Cleveland, Ohio – The fishing gene was noticeably absent in most of my family, but for some reason I had an intense craving for worms, gill fishing, and catfish at a very young age. The best choices were a small farm pond in Parma, or Edgewater Park’s fishing pier on Lake Erie.
Both require a pint-sized kid to take the long bus ride with bait and handle.
This was a long time ago. These days, kids and their parents have plenty of fishing options, and one of the best options for a budding fisherman is to take a trip to the Baby Fishing Derby’s at Wallace Lake in Berea, Ohio, and Erie Canal Fishing in Cuyahoga Heights. All components are provided by Cleveland Metroparks and their fishing fund, including a lent fishing rod and live bait if needed. The fish will be there, too. Rainbow trout and catfish were released this week by Metroparks in both lakes.
Lake Wallace will host a free kids’ derby on Saturday, May 21. Follow the signs on Valley Parkway at Mill Stream Run Preserve, south of Bagley Road in Berea.
The Ohio District and Erie Canal Fishing will operate on Sunday, May 22. Park at the Canalway Center parking lot, located down the hill from the East 49th Street entrance to Ohio and Erie Canal Reserve in Cuyahoga Heights. Follow the path from the parking lot to the canal.
For more information, call Youth Outdoors at 216-206-1010. If the parents weren’t good hunters, there would be plenty of experts from the Cleveland Metroparks and Ohio Central Basin Steelheaders. Every day 4 to 8 year olds are allowed to line wet from 9-11:45 am 9 to 15 year olds will be allowed to fish from 1-3:45 pm Children can be checked in on arrival at the large tents pitched in each site.
Boys and girls will catch prizes for the biggest trout, the biggest “other fish,” and the smallest fish. There will also be a Casting Challenge and prizes for youth.
For elderly parents and fishing guides, there will be a shuttle bus from the parking areas to the fishing waters. For adults wanting to fish a bit with the kids, hang out. The two kids fishing areas for adults will open after 4pm, but not before.
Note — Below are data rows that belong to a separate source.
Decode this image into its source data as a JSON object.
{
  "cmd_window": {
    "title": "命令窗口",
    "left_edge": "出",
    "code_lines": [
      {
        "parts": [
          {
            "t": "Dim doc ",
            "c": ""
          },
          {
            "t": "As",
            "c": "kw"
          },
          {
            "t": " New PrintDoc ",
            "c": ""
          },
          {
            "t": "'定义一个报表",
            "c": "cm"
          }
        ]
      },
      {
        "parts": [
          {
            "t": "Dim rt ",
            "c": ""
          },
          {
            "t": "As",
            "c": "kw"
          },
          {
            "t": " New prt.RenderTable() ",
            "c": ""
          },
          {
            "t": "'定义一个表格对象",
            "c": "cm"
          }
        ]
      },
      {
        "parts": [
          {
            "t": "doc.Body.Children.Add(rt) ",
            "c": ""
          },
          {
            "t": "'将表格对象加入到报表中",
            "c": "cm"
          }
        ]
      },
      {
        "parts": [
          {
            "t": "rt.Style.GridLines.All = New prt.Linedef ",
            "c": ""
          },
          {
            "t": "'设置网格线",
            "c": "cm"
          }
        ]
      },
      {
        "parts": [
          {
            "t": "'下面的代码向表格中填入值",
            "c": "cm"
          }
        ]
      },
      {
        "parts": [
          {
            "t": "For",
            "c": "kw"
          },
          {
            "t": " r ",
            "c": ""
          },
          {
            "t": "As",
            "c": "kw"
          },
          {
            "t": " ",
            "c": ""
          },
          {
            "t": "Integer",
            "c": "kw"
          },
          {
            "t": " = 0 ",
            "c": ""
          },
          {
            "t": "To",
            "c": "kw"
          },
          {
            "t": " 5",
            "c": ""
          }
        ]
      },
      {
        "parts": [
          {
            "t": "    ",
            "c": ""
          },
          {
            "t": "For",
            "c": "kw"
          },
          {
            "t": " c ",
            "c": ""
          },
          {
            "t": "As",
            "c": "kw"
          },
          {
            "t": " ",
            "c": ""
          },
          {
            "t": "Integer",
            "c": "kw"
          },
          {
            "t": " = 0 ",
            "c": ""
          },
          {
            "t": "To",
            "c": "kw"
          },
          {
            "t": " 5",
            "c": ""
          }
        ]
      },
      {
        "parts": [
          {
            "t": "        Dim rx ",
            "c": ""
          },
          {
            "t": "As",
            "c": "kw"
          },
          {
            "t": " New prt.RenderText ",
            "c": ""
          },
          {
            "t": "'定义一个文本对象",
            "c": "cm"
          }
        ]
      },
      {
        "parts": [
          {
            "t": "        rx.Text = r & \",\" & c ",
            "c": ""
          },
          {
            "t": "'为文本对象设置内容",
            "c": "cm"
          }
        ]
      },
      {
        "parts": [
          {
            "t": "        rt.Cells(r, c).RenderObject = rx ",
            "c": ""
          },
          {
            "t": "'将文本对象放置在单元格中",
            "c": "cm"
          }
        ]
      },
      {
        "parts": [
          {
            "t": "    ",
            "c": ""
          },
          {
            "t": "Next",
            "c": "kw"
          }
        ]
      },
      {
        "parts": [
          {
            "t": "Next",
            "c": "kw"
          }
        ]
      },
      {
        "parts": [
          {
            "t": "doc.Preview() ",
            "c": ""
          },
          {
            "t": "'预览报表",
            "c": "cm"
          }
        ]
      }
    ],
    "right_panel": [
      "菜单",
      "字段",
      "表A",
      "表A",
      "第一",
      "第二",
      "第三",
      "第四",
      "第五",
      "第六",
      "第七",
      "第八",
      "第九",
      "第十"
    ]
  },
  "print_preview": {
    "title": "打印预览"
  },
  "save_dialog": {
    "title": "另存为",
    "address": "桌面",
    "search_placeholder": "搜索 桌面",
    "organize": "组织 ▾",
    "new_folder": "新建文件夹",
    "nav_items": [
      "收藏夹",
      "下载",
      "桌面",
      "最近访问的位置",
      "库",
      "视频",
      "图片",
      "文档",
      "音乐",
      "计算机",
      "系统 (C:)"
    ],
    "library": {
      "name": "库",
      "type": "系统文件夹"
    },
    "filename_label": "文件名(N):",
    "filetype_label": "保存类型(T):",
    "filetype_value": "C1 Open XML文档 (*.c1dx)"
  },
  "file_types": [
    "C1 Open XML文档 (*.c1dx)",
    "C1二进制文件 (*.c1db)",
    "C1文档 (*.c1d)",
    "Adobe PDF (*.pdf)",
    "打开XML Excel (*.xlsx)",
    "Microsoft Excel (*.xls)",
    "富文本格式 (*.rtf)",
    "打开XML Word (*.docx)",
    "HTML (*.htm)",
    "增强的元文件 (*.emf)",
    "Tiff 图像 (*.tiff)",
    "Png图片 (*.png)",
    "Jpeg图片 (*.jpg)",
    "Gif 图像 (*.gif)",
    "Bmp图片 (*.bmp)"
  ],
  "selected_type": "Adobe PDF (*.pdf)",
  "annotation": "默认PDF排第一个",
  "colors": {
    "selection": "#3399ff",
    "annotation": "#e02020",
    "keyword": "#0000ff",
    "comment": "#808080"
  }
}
Upcoming fishing clinics: Cleveland Metroparks will feature a session on Fishing Basics on Tuesday, May 31 from 6-9 p.m. at Wallace Lake in Berea. The “Try-It: Fly Fishing” seminars will be held on Wednesday, June 1 at the Reserved Cottonwood Refuge on the Rocky River, just south of Mastick Road and Puritas on Valley Parkway.
Rocky River still has the allure: The famous steelhead trout fishing in the Rocky River now concludes, with trout returning to Lake Erie. Unlike salmon that spawn and die, steelhead trout will fatten up this summer on Lake Erie and return year after year.
To pick up the slack, smallmouth bass was moving into the rivers of northeastern Ohio to spawn. They are eager to feed and will attack tube jigs, spinnerets, little diving jacks and pouring spoons. Most anglers catch and release steelhead trout and smallmouth bass. The light-colored eye that ventures into the lower rivers often turns into a dinner for fishermen.
Guardian cruising in Lake Erie Shallows: Lake Erie’s bountiful schools of chalk were a fortune this spring for fishermen casting lures from the levees. Once the sun goes down, head out to the rocky shoals to feed on shad geckos and other bait fish. Minnow-style plugs such as the Husky Jerk, Bandit and Smithwick Perfect 10 recover varying velocities early and often.
Anglers will need a long handle on their fishing net, and a lantern to navigate the changing lures and climb around the barriers. Several catches and fishing locations have become closely-kept secrets. The East 55th Street area was in the lead, usually crowded after dark.
Metroparks Cliffs & Fishing Cleaning Station: Gordon Park’s state-of-the-art fish cleaning station on the Cleveland Lakefront reopened for the season this week, giving anglers an easy option to pick up eyefish, yellow perch and bountiful rock bass in Cleveland Harbor.
Boat launch permit purchase kiosks for Metroparks rapids are now in use.